From the outset of the war in 1939, resources had quickly depleted, and people were encouraged to participate in several different means of making the most of the clothing they already had. Where voluntary groups were already providing skills and techniques in making the most of garments, the Board of Trade published the Extension of the Life of Clothing – A Preliminary Investigation on 2 July 1941, a paper which considered how to reduce civilian consumption through prolonging the use of garments.

Launched collaboratively by the Board of Trade in conjunction with voluntary groups (including the Women's Group on Public Welfare and the Women's Institute (WI), alongside the National Council of Social Services, in 1942, the Make-Do and Mend scheme set out to promote education in the techniques of dressmaking and tailoring, clothes mending, needlework, and knitting, and garment care.

With the rise in the cost-of-living index and the implementation of clothes rationing in 1941, savings could be made by creating garments through home sewing, knitting, and crochet, or through mending or altering old clothes, increasing appeal of using or learning new techniques.

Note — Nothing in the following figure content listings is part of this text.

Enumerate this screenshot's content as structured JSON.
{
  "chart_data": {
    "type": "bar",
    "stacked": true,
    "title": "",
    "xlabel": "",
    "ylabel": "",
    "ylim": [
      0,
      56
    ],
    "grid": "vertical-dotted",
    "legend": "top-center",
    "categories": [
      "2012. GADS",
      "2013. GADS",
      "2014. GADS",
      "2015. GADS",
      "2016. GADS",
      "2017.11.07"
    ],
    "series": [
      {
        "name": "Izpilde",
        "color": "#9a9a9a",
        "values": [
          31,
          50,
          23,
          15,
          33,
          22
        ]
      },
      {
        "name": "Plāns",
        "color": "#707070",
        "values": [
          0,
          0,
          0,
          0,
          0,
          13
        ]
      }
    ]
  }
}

Make-Do and Mend cemented frugality through thrift as an important contribution to the war effort, something which many individuals and families were already well practiced in, especially four years into the war.

== Campaign ==
In 1943, the Ministry of Information showcased a newsreel which encouraged the civilian public to repair and alter clothing, and re-use fabrics in order to save valuable resources for the war effort. Following the premiere of the short film, which depicted potential projects for the established home sewer, options for those willing to learn new dressmaking skills, and those short on coupons, Make-Do and Mend was promoted further through several government-created promotional posters, and pamphlets.

The Board of Trade produced the first Make-Do and Mend informational booklet in 1943, which contained further information regarding the scheme, and was circulated amongst the population. Such instructional pamphlets contained advice including different ways to mend, darn, and patch garments, how to protect clothing from moths, and methods of laundering, as well as instruction on re-modelling men's clothes into womenswear pieces. Advisory booklets, along with other promotional materials including films and posters which were used to inform the public of the benefits and methods of mending and making-do, often depicted Mrs Sew And Sew, a character who became very well-known as part of the campaign.

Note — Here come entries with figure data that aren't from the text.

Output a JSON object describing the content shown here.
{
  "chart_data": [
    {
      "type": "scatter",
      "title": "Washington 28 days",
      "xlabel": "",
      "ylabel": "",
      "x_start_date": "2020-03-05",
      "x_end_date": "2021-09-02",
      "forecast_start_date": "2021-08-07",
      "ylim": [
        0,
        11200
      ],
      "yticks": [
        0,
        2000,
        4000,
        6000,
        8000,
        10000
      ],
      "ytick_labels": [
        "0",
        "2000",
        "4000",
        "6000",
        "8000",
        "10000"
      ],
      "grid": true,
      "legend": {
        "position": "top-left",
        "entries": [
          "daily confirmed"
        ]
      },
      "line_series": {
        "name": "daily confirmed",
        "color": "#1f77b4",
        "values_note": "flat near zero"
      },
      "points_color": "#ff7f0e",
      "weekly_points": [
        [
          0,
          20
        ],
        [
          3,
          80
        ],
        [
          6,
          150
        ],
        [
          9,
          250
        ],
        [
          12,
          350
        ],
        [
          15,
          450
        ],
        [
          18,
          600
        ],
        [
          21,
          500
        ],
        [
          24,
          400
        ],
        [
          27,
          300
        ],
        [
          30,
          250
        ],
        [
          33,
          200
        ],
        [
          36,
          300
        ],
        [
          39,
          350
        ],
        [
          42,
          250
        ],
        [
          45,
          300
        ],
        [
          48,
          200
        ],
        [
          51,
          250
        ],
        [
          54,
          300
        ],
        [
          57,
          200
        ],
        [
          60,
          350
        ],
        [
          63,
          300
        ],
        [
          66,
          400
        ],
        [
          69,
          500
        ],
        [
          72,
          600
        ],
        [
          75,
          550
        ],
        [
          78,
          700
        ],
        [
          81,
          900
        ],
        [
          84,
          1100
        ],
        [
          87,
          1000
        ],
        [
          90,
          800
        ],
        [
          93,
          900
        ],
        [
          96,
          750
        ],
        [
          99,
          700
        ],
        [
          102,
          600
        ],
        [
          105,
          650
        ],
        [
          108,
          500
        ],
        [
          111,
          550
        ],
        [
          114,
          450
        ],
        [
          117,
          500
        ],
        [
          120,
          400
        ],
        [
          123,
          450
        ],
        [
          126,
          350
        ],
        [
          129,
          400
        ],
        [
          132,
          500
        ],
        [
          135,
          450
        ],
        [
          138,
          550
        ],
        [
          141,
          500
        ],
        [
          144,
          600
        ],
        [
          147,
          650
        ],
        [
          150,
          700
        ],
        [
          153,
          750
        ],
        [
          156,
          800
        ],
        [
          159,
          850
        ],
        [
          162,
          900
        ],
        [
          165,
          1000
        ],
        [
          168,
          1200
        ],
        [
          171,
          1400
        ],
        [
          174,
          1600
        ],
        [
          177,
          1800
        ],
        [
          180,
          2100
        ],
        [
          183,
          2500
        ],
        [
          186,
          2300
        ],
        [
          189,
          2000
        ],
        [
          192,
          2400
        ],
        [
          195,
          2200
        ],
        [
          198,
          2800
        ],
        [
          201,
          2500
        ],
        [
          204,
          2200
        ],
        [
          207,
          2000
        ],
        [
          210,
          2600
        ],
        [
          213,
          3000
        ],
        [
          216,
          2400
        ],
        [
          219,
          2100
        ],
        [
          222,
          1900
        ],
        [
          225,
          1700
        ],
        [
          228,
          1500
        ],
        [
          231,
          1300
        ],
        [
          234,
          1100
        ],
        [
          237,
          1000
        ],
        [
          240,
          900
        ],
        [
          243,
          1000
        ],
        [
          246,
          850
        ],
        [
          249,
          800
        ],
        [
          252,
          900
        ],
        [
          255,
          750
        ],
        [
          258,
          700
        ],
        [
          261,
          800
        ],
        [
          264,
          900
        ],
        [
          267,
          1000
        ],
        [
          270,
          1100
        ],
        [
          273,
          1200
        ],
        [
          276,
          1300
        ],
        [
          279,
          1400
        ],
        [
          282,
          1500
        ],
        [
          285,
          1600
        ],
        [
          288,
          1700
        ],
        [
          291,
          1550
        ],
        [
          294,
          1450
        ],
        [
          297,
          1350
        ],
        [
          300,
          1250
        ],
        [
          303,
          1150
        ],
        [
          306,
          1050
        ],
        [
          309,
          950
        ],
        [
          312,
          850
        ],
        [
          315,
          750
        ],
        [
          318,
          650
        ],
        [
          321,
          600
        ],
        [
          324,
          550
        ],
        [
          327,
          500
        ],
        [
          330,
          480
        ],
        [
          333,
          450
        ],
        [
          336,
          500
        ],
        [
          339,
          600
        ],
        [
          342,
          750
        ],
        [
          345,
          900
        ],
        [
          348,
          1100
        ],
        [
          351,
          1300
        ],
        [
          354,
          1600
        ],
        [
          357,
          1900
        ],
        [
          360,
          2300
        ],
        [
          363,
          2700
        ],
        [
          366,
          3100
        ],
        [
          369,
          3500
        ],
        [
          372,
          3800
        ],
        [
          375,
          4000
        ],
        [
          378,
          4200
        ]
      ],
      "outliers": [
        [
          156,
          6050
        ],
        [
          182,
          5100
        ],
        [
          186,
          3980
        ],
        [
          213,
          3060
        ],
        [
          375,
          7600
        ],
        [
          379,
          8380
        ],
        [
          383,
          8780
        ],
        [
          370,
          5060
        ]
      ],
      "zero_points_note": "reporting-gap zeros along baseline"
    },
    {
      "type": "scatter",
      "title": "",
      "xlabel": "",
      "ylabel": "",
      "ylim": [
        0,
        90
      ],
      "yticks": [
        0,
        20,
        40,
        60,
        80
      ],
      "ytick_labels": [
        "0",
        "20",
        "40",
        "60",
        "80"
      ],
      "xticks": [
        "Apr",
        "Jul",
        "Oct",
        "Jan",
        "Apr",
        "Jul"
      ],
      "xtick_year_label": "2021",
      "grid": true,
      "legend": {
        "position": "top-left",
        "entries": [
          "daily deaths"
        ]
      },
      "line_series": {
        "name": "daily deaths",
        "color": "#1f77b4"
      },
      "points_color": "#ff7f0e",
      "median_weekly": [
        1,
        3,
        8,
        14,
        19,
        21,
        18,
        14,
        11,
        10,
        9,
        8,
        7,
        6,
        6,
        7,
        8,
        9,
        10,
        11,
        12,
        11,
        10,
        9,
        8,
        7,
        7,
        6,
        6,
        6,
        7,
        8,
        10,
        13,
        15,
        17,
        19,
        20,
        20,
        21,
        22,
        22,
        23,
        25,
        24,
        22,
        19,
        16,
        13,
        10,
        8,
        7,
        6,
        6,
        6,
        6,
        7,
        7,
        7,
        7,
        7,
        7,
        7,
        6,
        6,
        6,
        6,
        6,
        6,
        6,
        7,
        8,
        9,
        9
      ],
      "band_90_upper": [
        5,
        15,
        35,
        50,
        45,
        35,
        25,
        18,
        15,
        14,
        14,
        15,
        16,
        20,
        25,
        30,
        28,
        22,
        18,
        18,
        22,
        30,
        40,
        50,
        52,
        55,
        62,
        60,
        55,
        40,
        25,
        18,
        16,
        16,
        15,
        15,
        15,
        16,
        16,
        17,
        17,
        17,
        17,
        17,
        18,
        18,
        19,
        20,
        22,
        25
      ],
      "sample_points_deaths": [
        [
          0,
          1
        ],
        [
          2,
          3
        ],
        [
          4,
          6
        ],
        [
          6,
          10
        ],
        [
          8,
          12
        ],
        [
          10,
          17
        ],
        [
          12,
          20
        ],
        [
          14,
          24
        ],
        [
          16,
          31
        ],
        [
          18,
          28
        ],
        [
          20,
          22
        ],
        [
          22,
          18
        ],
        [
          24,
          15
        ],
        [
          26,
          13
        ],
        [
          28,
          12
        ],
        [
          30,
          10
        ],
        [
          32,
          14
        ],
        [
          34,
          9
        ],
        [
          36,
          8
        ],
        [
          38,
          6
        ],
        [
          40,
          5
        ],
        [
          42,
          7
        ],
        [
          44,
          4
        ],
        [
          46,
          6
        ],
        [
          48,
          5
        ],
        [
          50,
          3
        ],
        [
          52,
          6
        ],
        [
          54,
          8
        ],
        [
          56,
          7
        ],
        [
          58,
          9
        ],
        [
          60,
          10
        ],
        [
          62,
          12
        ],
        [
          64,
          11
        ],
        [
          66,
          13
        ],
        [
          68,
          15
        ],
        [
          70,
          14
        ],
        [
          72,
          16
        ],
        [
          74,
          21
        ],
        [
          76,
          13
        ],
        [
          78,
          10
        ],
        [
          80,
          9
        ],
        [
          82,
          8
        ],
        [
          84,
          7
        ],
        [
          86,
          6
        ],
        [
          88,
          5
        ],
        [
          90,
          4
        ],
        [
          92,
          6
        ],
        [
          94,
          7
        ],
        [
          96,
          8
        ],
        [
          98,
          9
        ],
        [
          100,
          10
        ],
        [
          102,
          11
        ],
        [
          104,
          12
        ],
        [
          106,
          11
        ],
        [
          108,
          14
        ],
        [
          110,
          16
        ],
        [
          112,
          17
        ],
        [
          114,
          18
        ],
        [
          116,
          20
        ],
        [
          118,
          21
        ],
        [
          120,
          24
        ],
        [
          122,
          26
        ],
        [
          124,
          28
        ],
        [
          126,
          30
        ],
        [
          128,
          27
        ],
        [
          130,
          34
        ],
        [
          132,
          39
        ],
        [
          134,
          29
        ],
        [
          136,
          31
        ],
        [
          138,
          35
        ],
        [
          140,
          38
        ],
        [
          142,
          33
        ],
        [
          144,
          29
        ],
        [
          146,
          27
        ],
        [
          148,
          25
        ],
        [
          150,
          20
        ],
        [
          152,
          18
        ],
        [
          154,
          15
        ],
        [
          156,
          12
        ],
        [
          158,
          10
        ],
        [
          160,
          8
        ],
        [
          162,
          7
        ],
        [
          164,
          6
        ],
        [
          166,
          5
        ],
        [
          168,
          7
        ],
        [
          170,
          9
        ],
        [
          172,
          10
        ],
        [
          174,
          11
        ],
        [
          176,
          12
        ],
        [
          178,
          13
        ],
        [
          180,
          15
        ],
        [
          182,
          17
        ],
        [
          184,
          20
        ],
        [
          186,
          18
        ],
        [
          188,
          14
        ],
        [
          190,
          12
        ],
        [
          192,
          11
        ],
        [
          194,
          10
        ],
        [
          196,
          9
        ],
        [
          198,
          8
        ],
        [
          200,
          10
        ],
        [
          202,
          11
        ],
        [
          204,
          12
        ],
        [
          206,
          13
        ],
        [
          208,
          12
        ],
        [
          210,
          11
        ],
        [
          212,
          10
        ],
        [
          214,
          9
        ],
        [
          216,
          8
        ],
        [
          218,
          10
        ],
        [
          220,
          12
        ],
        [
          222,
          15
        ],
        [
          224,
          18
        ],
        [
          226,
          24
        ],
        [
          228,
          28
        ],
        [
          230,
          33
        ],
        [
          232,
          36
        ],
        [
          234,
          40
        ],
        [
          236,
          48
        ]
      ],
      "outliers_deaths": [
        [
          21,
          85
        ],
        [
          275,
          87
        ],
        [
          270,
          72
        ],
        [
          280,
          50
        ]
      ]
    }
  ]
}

Alongside governmental initiatives, the popular press not only advertised the campaign, but produced several practical guides on caring for and mending clothes as well as dressmaking techniques, alongside articles covering the Make-Do and Mend scheme. Evening classes teaching different skills were held by the Women's Institute and the Women's Voluntary Service (WVS), which also served as a collective space to share solidarity with others. The WVS established clothing exchanges where children’s garments could be swapped once outgrown, a further way to access scarce clothing during wartime.